Kerajaan Aceh
Kerajaan Aceh terletak di Bandar Aceh Bengawan. Kerajaan tersebut
merupakan kelanjutan dari kerajaan Samudera Pasai yang pernah dijajah oleh Bangsa
Portugis sekitar pada Tahun 1512 M atau sekitar abad ke-14. Menurut para ahli
sejarah, pada Tahun 1496-1903 Kerajaan Aceh telah memiliki banyak perkembangan,
seperti:
a. Maju dalam segi pengembangan pola dan sistem pendidikan militer
b. Berkomitmen dalam menentang imperialisme bangsa Eropa
c. Memiliki sistem pemerintahan yang teratur dan sistematik
d. Memiliki berbagai pusat pengkajian ilmu pengetahuan.
Adapun mazhab hukum Islam yang dianut adalah mazhab Imam Syafi’i. Hal
ini menunjukkan jika terdapat pengaruh dari kerajaan Samudera Pasai. Lalu ketika
kerajaan Aceh dipimpin oleh Sultan Iskandar Muda, beliau pernah mengangkat
seorang mufti (orang yang memiliki wewenang untuk menghasilkan fatwa dengan
cara ijtihad) terkemuka bernama Syekh Abdul Ra’uf Singkel. Selain itu, pada masa
pemerintahannya pernah terbit buku berjudul Sirathal Mustaqim karya ulama besar
bernama Nuruddin Arraniri yang digunakan sebagai media penyebaran agama Islam
dan pedoman guru-guru agama maupun para qadhi (hakim).
Kerajaan Demak
Kerajaan Demak memiliki Raja yang bernama Raden Patah dan memiliki
qadhi yang dijabat oleh Sunan Kaliaga.
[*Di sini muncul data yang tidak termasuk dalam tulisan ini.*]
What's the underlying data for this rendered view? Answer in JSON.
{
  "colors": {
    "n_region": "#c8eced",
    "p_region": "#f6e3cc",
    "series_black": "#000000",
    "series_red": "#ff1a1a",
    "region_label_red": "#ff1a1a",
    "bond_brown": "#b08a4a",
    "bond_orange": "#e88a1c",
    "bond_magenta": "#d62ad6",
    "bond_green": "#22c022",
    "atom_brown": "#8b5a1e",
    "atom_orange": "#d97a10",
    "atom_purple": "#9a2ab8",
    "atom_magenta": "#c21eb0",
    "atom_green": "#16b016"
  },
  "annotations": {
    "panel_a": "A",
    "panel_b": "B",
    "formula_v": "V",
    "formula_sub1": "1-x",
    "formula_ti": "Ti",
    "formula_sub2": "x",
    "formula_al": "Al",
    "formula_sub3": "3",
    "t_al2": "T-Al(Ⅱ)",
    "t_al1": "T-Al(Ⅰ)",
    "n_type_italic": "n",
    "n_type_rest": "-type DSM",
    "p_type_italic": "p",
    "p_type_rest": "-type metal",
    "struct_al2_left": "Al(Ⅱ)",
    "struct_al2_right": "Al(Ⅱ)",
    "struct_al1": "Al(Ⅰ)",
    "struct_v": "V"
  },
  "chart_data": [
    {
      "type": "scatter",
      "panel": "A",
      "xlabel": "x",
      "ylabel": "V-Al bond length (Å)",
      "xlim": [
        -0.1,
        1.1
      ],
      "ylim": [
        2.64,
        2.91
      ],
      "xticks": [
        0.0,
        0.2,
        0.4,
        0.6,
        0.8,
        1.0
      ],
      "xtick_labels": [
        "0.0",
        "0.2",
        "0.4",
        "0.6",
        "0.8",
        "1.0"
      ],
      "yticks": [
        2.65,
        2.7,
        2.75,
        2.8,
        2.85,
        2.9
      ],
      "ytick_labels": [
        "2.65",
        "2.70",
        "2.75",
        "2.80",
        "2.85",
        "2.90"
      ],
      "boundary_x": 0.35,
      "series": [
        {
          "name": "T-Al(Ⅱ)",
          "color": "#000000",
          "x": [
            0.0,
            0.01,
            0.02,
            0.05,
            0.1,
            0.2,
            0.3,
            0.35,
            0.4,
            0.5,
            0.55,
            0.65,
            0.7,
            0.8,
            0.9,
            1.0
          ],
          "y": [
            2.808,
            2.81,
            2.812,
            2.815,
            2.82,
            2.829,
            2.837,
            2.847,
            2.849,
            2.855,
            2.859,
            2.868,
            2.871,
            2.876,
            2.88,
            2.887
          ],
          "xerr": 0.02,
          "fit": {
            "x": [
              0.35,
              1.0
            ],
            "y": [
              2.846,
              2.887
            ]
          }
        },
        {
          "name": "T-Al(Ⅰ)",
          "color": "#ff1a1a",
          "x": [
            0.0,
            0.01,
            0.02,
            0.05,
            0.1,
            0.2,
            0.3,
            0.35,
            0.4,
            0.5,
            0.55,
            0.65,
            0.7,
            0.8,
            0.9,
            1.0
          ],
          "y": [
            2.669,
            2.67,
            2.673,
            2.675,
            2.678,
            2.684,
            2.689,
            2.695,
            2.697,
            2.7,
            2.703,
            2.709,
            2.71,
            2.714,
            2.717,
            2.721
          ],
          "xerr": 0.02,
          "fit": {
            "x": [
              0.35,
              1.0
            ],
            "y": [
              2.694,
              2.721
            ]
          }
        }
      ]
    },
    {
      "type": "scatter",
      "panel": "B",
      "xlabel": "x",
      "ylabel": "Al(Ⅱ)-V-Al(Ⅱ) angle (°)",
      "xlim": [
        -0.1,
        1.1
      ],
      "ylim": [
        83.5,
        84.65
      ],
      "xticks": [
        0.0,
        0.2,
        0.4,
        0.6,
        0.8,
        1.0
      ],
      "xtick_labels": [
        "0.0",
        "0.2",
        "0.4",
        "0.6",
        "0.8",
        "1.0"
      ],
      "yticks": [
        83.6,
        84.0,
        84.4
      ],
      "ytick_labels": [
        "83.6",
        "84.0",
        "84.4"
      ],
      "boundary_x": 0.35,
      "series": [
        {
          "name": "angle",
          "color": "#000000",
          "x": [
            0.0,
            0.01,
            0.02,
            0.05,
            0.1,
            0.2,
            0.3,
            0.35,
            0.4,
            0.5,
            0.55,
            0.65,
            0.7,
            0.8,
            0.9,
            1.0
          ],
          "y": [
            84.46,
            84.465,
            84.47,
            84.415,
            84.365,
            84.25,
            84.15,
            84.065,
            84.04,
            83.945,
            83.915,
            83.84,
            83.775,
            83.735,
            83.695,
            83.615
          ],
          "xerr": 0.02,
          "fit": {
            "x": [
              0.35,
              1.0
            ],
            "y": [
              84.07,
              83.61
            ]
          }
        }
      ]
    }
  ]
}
Setelah mengalami kekalahan dibidang
hukum, kerajaan Demak kemudian mengambil inisiatif untuk menyusun himpunan
undang-undang dan peraturan dalam hal pelaksanaan hukum yang dinamakan
“Salokantara” yang kemudian dijadikan sebagai kitab hukum.
Kerajaan Mataram
Kerajaan Islam selanjutnya adalah kerajaan Mataram, kerajaan Islam di Pulau
Jawa yang didirikan oleh Sutawijaya. Kemudian digantikan oleh Sultan Agung
Hanyokrokusumo. Pada masa pemerintahan beliau inilah kemudian hukum Islam
mulai mengalami kemajuan setelah sebelumnya tidak dianggap berpengaruh pada
masa itu. Hal ini dapat dibuktikan dengan adanya perubahan struktur tata hukum di
Kerajaan Mataram termasuk merubah pengadilan menjadi pengadilan Serambi Masjid
Agung yang menerapkan hukum qishas dimana berfungsi untuk mengadili
permasalahan yang dianggap dapat mengancam keselamatan kerajaan.
Kerajaan Cirebon
Kerajaan Cirebon adalah kerajaan islam pertama di Jawa Barat. Tokoh berjasa
yang berhasil meningkatkan status Cirebon menjadi kerajaan ialah Syarif Hidayat atau
dikenal dengan Sunan Gunung Jati. Beliaulah pendiri kerajaan Cirebon. Hukum
Islam di kerajaan Cirebon berkembang dengan baik, terutama hukum-hukum yang
berhubungan dengan masalah kekeluargaan. Selain itu terdapat pula pengadilan
agama yang bertugas untuk mengadili perkara subversif (kejahatan pada kerajaan)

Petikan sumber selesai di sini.